BOSTON (AP) — The Massachusetts Bay Transportation Authority has resolved allegations that it violated laws protecting people with disabilities when it contracted with transit companies to provide transportation for people in wheelchairs, have said federal prosecutors.
Prosecutors said in a statement Tuesday that when the MBTA launched a pilot program in 2016 that used ride-sharing companies to supplement its door-to-door paratransit service for passengers with disabilities, known as The Ride, these companies did not have enough vehicles to provide service. wheelchair passengers.
As a result, wheelchair-accessible vehicles were either unavailable or passengers experienced excessive wait times, which prosecutors said was a violation of the Americans with Disabilities Act.
The MBTA denied the discrimination.
The U.S. Attorney’s Office closed its investigation because the MBTA made several changes, including providing grants that prompted ride-sharing companies to increase the number of wheelchair-accessible vehicles available for rental.

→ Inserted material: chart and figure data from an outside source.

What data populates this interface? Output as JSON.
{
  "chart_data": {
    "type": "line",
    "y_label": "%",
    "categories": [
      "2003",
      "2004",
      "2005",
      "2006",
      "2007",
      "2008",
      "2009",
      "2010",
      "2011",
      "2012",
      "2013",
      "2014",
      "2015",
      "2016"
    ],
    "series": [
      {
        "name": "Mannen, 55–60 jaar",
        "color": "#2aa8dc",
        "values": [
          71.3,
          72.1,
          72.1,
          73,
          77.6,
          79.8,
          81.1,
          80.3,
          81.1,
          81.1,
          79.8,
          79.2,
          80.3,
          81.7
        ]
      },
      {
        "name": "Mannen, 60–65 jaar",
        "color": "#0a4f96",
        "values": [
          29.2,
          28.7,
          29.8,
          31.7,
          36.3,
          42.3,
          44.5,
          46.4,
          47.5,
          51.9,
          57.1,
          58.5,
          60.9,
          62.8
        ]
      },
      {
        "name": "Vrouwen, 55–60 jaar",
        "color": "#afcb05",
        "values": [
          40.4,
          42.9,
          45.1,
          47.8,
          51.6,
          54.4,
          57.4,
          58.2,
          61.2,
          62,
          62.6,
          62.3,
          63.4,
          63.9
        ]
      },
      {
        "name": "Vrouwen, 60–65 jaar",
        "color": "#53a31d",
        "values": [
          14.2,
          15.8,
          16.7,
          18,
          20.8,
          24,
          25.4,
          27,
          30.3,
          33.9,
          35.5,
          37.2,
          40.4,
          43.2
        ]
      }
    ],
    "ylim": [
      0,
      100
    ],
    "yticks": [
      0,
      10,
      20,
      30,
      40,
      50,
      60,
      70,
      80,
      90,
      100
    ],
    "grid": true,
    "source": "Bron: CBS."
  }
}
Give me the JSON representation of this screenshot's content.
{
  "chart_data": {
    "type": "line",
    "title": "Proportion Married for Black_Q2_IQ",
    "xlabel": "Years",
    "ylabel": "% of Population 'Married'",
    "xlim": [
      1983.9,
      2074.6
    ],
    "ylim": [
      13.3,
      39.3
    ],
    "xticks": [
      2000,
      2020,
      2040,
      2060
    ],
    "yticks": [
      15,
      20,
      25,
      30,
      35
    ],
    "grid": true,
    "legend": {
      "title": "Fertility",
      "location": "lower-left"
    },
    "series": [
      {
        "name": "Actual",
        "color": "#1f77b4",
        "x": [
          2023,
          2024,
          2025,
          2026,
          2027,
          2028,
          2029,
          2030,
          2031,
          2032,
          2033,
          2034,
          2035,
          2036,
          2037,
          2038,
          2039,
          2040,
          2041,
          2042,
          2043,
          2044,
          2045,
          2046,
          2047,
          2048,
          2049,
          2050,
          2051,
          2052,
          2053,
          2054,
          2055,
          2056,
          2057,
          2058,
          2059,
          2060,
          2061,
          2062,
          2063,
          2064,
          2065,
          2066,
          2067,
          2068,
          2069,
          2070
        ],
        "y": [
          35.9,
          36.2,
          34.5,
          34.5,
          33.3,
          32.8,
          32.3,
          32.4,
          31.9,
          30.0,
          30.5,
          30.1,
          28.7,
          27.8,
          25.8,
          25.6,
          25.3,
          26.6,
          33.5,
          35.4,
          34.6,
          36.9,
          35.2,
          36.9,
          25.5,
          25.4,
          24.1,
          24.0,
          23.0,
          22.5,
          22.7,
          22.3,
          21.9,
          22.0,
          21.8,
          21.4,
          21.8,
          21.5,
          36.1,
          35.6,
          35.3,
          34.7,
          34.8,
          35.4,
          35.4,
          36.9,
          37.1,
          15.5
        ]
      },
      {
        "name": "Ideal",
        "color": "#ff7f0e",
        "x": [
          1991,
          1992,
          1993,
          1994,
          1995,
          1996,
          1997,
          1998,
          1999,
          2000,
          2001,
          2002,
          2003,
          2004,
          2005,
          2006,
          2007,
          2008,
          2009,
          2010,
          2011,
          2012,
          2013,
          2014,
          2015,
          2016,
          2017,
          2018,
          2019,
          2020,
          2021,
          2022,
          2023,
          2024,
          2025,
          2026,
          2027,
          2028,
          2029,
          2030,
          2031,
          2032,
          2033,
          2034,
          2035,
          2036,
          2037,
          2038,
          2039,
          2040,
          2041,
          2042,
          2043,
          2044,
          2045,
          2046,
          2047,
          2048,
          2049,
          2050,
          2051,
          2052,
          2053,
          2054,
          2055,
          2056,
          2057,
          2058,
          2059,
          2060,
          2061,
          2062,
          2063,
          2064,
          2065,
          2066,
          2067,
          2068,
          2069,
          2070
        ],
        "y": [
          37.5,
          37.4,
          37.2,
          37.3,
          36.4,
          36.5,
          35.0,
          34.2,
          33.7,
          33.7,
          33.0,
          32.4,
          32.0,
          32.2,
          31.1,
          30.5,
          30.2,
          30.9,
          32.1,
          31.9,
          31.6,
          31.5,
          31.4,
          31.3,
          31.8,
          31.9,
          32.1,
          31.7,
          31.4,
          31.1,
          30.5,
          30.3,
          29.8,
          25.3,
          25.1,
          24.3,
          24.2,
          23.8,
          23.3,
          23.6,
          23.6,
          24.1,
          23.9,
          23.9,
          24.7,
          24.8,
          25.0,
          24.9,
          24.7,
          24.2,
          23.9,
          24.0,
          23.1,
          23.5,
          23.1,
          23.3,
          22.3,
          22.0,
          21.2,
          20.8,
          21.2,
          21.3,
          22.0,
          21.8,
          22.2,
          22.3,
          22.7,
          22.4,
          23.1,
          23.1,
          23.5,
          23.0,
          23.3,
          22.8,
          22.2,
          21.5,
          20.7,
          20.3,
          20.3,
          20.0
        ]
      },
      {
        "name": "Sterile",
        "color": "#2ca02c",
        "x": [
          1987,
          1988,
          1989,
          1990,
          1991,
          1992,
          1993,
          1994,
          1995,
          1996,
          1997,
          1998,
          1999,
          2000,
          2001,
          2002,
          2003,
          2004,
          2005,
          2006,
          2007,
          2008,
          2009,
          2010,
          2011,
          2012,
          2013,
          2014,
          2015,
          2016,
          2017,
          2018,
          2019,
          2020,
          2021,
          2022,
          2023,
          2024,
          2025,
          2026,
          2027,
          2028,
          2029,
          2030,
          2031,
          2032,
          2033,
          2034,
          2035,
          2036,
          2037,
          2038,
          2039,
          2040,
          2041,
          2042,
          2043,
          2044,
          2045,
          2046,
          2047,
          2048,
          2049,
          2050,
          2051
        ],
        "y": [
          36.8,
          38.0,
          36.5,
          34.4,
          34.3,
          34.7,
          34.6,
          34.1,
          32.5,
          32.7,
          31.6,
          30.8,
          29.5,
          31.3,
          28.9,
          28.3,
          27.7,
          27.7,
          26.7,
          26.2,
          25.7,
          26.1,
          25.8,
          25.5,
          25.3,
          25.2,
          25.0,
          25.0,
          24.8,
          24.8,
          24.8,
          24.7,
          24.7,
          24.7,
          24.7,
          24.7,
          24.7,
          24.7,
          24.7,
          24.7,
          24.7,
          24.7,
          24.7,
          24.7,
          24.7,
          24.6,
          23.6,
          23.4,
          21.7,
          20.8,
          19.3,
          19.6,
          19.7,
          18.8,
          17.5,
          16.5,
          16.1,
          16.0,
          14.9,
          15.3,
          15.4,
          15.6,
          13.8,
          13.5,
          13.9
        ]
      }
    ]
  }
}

“Innovation is not an excuse to avoid accessibility. Rather, it is an opportunity to improve accessibility. That’s what the MBTA has now done here. The first iteration of the MBTA program left out the rights of those who use wheelchairs,” U.S. Attorney Rachael Rollins said in a statement.
The MBTA also agreed to monitor wait times for passengers requiring wheelchair accessible vehicles and report the data to federal authorities for 18 months.
“The MBTA continues its work to identify and develop creative solutions to improve the services available through its paratransit program, The Ride,” the agency said in a statement. “MBTA’s innovative work with transit system companies has increased the transportation options available to the paratransit community.